Regarding the internal competition, you might want to re consider that. When you have someone ready to award you a load and you might have two different bids from your company, it makes you look somewhat unorganized, or you might be leaving some money on the table. If I have a load listed and I get two bids from two different people a the same company, I might give the load to another company that has a bid in the price range I'm looking for. If you have two vehicles in the same area, you need to figure out who's first out and submit one bid on the load for the guy who's first out. Having multiple bids go to the same broker just doesn't look good.

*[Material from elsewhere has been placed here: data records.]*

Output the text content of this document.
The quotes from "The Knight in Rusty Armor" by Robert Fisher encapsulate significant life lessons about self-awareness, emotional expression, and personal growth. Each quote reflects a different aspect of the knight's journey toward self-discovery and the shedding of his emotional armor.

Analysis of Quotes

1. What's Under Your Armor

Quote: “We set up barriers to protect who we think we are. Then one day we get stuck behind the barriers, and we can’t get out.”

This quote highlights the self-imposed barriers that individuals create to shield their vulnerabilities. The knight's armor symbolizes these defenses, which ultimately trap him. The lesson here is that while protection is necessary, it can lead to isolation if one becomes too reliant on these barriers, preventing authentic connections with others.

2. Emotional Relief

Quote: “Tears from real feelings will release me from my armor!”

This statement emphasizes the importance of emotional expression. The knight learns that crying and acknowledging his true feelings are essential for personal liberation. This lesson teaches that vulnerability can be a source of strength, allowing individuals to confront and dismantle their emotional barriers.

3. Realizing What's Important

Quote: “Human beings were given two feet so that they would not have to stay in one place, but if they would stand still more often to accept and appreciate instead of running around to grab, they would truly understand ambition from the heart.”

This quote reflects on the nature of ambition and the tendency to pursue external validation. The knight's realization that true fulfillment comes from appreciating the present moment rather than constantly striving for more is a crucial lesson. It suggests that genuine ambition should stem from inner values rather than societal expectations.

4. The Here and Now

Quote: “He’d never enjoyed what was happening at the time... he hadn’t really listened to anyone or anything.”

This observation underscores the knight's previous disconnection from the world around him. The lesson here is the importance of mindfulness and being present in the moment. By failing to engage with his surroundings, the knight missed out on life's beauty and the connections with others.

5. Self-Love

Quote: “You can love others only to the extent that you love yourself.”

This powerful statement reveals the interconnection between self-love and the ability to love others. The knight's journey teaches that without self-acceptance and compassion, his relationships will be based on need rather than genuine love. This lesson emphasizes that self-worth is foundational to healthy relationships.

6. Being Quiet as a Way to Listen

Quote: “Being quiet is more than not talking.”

Also, if you're having too hard a time winning loads at a profitable rate, there are a couple things you can do. First, get a good salesman and try to get access to more freight that you don't have to bid competitively for. Even some good 3PLs that aren't on Sylectus is a good start. The freight listed there are the lowest priced loads you'll haul. Nail down a few customers, either direct shippers or some 3PLs that aren't on Sylectus. You'll see your rates improve. The other thing you can do is forget about the cargo vans and focus on recruiting straight trucks. When we finally decided to do this, there was a big learning curve at first, but it's paid off. Straights are a bit more work with having to mess with IFTA and all of the safety stuff, but it's worth it. It's easier to keep them rolling and you make a whole lot more money when they're rolling. Since it costs about the same amount of money to insure them as it does vans, it's really a no brainer.

Another thing a lot of people don't realize, is that it's not always the lowest price that gets the load. We've been brokering for a short while now and most of the loads I've brokered out have not gone to the lowest bidder. There are some people who send me some of the most ridiculously low bids you'll ever see. I'm not going to award a load to some carrier who bids .70 a mile. I want to get good service from a carrier and I figure you get what you pay for.

Anyway, these are just some things I've learned over the years, a lot from making mistakes along the way.